Dikatakan WALHI dalam rilis yang diterima Kompas.comKamis (10/12/2009), teks berjudul DRAFT 271109 Decision 1/CP.15 Adoption of The Copenhagen Agreement Under the United Nations Framework Convention on Climate Change ini diduga disusun AS dan Denmark sejak lama dan difinalkan dalam ruang tertutup “Green Room”.
"Teks ini sama sekali tidak menyebut angka target pengurangan emisi negara maju pada tahun 2020. Baru pada tahun 2050 disebutkan bahwa negara maju akan memangkas emisi 80 persen di bawah tahun 1990. Selain itu, dia membuka kredit karbon sebagai offset pengurangan emisi domestik yang sifatnya suplemen. Namun, tidak ada quota yang jelas berapa besar toleransi offset diberikan. Dalam hal ini, meskipun sifatnya suplemen, boleh jadi kredit offset bisa mendekati 50 persen dari upaya mengejar target pengurangan agregat emisi nasional negara maju," demikian bunyi rilis itu.
Menurut WALHI, draf Copenhagen Agreement tidak memperhatikan dengan serius peringatan para ilmuwan yang mengatakan bumi tidak akan terselamatkan dari bahaya perubahan iklim jika temperatur naik mencapai 2 derajat Celsius dari suhu sebelum revolusi Industri.
"Indonesia sebagai negara kepulauan akan menanggung dampak yang sangat besar dengan apa yang akan diputuskan. Hasil kesepakatan yang tidak adil akan mengancam hilangnya 17.000 pulau akibat kenaikan permukaan laut. Saat ini saja, kenaikan permukaan laut di Jakarta mencapai 4.38 mm per tahun. Bila tidak ada kesepakatan yang mengikat negara-negara maju untuk mengurangi emisi karbonnya secara signifikan, Indonesia akan tenggelam," lanjut pernyataan itu.

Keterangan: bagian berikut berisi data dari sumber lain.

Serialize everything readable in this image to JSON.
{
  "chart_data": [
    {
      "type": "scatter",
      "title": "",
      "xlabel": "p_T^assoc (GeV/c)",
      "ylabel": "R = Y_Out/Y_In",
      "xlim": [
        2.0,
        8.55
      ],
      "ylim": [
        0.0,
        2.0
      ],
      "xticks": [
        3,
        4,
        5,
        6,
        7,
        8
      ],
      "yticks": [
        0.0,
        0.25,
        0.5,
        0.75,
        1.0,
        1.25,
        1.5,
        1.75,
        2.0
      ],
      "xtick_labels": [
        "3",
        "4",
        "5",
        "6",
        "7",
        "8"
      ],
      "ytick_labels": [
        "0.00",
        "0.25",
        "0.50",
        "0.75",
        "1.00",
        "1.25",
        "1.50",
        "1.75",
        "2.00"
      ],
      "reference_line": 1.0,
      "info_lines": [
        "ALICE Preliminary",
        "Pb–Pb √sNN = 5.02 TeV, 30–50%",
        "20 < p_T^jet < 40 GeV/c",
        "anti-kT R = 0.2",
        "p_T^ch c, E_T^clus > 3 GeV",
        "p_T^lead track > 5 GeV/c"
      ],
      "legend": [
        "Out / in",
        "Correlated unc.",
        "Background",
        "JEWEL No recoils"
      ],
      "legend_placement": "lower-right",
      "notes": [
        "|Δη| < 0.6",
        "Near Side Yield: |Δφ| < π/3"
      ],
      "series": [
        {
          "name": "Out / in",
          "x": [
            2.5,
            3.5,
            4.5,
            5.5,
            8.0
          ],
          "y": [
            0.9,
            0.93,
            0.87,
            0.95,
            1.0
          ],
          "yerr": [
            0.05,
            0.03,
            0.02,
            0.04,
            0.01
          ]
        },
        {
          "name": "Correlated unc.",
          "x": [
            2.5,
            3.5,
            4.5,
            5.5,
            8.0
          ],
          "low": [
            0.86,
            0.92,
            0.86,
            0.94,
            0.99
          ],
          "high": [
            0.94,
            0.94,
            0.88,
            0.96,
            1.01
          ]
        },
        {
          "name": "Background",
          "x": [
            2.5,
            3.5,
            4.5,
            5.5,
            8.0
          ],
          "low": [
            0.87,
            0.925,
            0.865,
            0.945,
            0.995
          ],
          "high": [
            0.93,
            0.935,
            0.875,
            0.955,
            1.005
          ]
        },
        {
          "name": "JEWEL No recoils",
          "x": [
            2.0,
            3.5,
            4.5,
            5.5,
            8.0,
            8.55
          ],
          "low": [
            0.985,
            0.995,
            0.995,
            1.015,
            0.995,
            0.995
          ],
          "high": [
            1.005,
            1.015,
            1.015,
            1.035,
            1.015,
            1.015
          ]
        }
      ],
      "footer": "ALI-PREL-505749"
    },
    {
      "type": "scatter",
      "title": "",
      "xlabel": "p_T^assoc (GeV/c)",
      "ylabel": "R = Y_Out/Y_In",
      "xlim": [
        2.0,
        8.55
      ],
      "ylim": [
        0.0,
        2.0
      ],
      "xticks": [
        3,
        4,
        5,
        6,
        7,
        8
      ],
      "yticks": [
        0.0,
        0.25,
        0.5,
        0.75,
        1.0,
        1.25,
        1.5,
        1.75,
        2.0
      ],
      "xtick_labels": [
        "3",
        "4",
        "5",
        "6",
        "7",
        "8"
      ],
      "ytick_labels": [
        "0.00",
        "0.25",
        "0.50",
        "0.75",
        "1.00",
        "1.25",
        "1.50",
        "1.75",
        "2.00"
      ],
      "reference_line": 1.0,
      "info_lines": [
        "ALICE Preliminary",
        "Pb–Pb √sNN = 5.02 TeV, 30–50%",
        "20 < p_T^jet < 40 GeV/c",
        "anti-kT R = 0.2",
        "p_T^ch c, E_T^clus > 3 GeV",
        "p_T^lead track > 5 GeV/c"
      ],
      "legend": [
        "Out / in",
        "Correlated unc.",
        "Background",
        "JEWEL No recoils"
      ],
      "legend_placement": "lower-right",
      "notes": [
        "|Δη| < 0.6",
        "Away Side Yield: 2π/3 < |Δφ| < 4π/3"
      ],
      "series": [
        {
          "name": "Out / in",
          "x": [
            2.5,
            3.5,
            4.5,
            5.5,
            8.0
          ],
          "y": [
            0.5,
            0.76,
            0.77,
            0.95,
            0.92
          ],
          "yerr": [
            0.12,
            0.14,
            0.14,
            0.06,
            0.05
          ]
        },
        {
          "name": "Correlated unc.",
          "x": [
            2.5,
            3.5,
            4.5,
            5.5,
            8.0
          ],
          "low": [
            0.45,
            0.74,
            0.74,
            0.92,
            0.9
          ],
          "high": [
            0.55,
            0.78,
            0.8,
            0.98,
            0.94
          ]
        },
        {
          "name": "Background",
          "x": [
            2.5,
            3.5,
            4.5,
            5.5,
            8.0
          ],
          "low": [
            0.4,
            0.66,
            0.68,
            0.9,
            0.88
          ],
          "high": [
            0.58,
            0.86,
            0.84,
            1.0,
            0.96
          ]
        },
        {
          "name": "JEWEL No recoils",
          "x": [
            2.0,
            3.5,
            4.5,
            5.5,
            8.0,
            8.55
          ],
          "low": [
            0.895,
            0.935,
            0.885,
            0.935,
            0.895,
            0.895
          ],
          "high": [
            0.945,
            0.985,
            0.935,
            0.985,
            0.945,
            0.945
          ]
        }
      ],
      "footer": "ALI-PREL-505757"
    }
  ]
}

Agar dunia terhindar dari bahaya tersebut, para ilmuwan merekomendasikan agar negara-negara industri maju setidaknya harus mengurangi emisinya sebanyak 40 persen dari tingkat tahun 1990 pada tahun 2020. Para aktivis organisasi non pemerintah pun mendukung usulan ini, seperti Friends of the Earth Internasional telah menggalang petisi secara internasional yang kini jumlahnya mencapai lebih dari 32.000 orang.
Sementara Berry Nahdian Forqan, Direktur Eksekutif Nasional WALHI, mengatakan bahwa sekarang adalah saat negara-negara di dunia harus memperlihatkan komitmennya menurunkan emisi tanpa embel-embel apapun termasuk offseting. "Karena kalau tidak sekarang maka akan sangat terlambat," ujarnya.